2. Buyers have higher expectations

Because of their extensive knowledge of the field thanks to digital tools, buyers’ expectations have shifted. No longer are buyers immediately contacting a real estate agent to help them search, find and purchase a home. In fact, according to the 2017 Profile of Home Buyers and Sellers distributed by the National Association of Realtors, only 17 percent of buyers first contacted a real estate agent when they started the homebuying process.

Buyers will now want you to help them sort through the data and successfully guide them through the transaction. Instead of being the captain of the ship, your role will change to that of a navigator. Buyers will be collecting data on market fluctuations, mortgage costs, neighborhood ratings and more, and you’ll be responsible for helping them process and navigate it all.

The successful proptech companies of the future will also have to focus on the client experience and creating systems to best help the buyer navigate the process step-by-step with radical transparency and efficiency. Today’s buyer’s expectations and standards are very high and will become increasingly more so in the future. Agents must step up, utilize and embrace technology in order to help meet those standards.

Buyers will also expect their real estate and mortgage company to be just as (if not more) tech-savvy as they are. Because they use and work with technology during their research, agents and loan officers will have to be adept at utilizing search and messaging platforms.

If they are using DIY tools, they’ll want their broker to be using the same ones — and more. In fact, a new report found that 36 percent of consumers want their real estate agent to take a more proactive, tech-savvy approach to the homebuying process.

One way to address these customer expectations head-on is by providing the emotional aspect, which will be crucial for the future of the agent in the real estate industry. Customers will have the data, but that data and the AI won’t understand their hesitations, roadblocks and emotional ties.

They will need someone who can empathize with their feelings: the excitement, anxiety and nerves that surface during the transaction.

3. Buyers want added value

The housing market has been slowly regaining strength since it crashed with the economy in 2008. This growth means that housing prices are climbing too. At present, Zillow estimates that the median price of homes currently listed in San Diego is $685,000. This hefty price tag, in addition to closing costs and other fees, is causing buyers to seek out more value.

Whether it’s money back, or even something as simple as extra services, buyers want added value from their real estate agents.
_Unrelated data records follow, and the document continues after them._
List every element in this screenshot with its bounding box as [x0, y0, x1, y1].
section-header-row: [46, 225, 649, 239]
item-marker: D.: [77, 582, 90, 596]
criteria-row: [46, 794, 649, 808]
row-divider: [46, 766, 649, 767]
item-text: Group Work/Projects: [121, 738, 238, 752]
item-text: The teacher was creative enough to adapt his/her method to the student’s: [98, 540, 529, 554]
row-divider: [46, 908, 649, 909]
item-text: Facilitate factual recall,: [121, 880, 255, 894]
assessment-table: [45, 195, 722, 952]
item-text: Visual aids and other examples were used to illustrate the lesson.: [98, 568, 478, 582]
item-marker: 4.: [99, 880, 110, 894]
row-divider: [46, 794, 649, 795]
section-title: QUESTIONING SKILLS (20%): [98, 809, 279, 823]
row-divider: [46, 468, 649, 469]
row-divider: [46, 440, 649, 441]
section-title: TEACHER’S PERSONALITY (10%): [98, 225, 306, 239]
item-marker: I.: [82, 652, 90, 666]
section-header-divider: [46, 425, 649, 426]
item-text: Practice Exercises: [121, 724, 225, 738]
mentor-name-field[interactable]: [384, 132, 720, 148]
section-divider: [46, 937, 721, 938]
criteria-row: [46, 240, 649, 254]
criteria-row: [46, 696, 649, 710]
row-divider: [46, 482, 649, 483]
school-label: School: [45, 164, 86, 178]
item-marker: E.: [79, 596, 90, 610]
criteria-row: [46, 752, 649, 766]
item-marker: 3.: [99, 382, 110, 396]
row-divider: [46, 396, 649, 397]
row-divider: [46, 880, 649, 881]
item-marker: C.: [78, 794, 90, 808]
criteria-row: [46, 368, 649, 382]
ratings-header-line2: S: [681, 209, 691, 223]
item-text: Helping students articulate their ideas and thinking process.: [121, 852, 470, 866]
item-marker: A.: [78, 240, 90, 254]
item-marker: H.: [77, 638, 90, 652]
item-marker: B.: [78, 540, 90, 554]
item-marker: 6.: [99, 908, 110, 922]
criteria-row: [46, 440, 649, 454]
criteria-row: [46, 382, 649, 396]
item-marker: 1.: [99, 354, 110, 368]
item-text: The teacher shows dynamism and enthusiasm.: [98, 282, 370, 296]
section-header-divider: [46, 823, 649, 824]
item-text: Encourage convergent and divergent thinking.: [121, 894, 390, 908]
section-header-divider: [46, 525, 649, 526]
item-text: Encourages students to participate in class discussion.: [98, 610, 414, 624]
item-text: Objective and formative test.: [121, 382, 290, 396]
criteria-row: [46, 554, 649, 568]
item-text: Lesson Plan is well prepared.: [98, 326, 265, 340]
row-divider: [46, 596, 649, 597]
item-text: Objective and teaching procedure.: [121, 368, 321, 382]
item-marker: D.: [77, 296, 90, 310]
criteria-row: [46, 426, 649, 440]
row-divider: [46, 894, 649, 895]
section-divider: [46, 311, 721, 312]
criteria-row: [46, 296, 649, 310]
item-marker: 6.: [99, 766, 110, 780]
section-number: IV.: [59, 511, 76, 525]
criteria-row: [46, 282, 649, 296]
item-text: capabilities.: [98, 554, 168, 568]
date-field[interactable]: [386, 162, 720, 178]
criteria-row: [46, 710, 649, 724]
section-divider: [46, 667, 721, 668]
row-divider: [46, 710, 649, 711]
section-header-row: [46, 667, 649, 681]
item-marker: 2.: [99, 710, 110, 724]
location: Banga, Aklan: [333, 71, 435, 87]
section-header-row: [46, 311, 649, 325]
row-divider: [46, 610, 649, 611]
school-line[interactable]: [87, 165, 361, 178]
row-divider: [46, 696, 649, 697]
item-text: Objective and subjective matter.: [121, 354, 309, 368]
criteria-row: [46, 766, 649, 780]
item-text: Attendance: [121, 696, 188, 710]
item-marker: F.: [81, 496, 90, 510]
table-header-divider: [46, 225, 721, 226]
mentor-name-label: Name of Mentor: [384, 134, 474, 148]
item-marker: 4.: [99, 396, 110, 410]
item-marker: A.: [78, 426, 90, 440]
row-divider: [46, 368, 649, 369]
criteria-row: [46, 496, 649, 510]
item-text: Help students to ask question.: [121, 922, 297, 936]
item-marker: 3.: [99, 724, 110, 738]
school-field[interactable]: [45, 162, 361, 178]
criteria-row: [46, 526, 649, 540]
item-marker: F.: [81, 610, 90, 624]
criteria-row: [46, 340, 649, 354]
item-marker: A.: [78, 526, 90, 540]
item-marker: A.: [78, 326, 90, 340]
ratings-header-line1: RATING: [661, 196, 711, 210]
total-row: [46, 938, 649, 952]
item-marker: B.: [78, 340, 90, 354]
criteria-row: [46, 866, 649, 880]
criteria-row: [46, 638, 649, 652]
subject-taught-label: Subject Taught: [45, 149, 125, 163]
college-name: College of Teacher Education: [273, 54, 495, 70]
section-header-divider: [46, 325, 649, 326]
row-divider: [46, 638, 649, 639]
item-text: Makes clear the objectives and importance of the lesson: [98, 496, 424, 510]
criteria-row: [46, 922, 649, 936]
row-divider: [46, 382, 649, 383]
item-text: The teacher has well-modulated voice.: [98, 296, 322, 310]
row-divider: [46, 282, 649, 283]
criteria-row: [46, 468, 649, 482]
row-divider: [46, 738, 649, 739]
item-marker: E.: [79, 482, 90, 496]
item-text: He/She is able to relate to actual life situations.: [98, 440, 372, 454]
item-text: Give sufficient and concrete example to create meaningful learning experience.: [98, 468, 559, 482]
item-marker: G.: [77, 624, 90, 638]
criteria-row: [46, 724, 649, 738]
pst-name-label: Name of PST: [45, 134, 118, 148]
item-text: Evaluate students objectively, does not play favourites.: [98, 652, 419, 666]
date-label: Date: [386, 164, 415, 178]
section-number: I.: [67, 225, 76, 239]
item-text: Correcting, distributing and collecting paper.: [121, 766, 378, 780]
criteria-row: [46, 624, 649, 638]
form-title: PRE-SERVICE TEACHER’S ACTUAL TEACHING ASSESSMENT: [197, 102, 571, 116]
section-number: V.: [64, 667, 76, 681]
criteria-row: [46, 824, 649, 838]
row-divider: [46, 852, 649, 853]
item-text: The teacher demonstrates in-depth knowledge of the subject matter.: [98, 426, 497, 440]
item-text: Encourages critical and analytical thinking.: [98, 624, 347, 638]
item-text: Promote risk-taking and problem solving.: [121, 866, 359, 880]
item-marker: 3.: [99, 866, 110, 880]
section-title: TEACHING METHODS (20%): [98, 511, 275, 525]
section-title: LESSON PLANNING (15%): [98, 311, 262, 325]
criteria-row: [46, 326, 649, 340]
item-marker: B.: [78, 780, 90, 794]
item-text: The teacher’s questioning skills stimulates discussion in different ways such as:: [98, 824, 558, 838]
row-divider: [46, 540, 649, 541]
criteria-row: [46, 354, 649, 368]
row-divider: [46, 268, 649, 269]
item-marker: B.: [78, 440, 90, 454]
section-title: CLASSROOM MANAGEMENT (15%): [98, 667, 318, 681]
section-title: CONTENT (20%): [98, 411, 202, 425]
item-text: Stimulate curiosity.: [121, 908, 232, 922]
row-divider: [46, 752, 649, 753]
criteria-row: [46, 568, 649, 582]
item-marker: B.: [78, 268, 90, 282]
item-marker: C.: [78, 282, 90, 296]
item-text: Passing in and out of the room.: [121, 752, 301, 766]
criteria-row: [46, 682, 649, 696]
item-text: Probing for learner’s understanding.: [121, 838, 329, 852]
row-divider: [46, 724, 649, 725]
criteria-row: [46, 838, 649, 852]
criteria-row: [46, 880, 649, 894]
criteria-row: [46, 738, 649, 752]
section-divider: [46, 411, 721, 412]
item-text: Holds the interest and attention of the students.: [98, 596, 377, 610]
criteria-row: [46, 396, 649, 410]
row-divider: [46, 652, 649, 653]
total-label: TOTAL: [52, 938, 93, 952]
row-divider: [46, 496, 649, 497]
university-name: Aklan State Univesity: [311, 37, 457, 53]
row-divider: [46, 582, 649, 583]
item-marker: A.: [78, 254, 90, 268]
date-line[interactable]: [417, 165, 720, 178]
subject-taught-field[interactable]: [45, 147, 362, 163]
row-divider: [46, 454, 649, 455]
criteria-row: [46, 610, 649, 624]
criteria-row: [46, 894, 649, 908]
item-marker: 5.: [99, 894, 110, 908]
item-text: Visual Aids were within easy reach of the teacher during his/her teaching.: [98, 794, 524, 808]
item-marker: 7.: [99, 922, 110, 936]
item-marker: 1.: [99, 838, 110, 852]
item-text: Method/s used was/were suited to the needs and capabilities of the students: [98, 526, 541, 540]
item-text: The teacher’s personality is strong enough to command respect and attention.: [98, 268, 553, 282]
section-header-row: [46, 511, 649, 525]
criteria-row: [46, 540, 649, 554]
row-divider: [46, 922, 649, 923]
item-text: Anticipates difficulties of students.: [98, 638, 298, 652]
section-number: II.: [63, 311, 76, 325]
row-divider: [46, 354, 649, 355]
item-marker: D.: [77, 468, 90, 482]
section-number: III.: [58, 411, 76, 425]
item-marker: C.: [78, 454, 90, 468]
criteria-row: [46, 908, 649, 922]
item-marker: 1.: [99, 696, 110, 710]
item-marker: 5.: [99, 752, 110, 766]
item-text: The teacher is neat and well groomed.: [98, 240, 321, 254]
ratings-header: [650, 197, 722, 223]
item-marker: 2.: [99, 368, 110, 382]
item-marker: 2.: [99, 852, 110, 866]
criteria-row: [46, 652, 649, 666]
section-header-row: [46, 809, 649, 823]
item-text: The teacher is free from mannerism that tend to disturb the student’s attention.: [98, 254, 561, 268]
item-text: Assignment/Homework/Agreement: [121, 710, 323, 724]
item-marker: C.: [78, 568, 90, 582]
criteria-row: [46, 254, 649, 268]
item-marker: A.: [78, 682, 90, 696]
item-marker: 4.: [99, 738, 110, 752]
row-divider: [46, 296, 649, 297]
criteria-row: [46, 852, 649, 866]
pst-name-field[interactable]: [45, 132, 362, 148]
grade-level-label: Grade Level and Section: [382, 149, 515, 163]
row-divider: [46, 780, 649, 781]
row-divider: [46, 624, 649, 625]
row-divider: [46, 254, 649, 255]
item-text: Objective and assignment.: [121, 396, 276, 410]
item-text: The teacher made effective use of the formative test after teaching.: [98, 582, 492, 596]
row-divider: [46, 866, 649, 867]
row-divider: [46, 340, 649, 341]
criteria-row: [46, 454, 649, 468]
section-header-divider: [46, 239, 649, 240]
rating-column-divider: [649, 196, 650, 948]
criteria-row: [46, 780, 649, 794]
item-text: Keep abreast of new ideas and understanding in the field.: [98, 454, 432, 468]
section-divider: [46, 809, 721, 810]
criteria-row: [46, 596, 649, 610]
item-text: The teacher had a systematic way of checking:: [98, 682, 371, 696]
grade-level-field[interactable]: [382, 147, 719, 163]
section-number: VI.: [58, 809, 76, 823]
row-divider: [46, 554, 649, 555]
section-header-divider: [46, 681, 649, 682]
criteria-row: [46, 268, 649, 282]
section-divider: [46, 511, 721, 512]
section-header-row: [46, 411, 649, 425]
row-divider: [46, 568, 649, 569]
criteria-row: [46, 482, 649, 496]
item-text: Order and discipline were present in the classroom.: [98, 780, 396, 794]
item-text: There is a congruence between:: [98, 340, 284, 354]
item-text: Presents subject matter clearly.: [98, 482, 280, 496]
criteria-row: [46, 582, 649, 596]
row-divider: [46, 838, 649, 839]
It’s no longer enough for agents and lenders to meet the basic requirements: New age buyers want more return for their time, energy and money.

Part of this shift is because of new pricing models and fee structures in the real estate market. There are now services that charge only a fraction of the fees typically associated with real estate agents and closing costs — think Redfin on the buyer side and Purplebricks and HomeBay on the seller side.

There are also services that are more pricey, yet offer an incredible, easy user experience. The number of buyers who use these services proves that customers are content with “pay to play” if the service is user-friendly, all-inclusive and expedited like Zillow, Instant Offers and Opendoor.

One way to win over buyers is through offering a rebate of some kind, which can be in the form of money back or even covering their first month’s mortgage payment. But value doesn’t have to be solely money-oriented: Agents can showcase your individual value through your experience, niche expertise, negotiation skills and other valuable personal assets.

Looking forward, the list of new proptech tools is endless and will continue to empower buyers (especially first-time homebuyers) to make better, more informed decisions. But this tech won’t replace agents and loan officers; instead, it will supplement their role. Professionals can be there to assist, navigate and offer valuable insight to buyers every step of the way, especially when those buyers get lost all the data they find.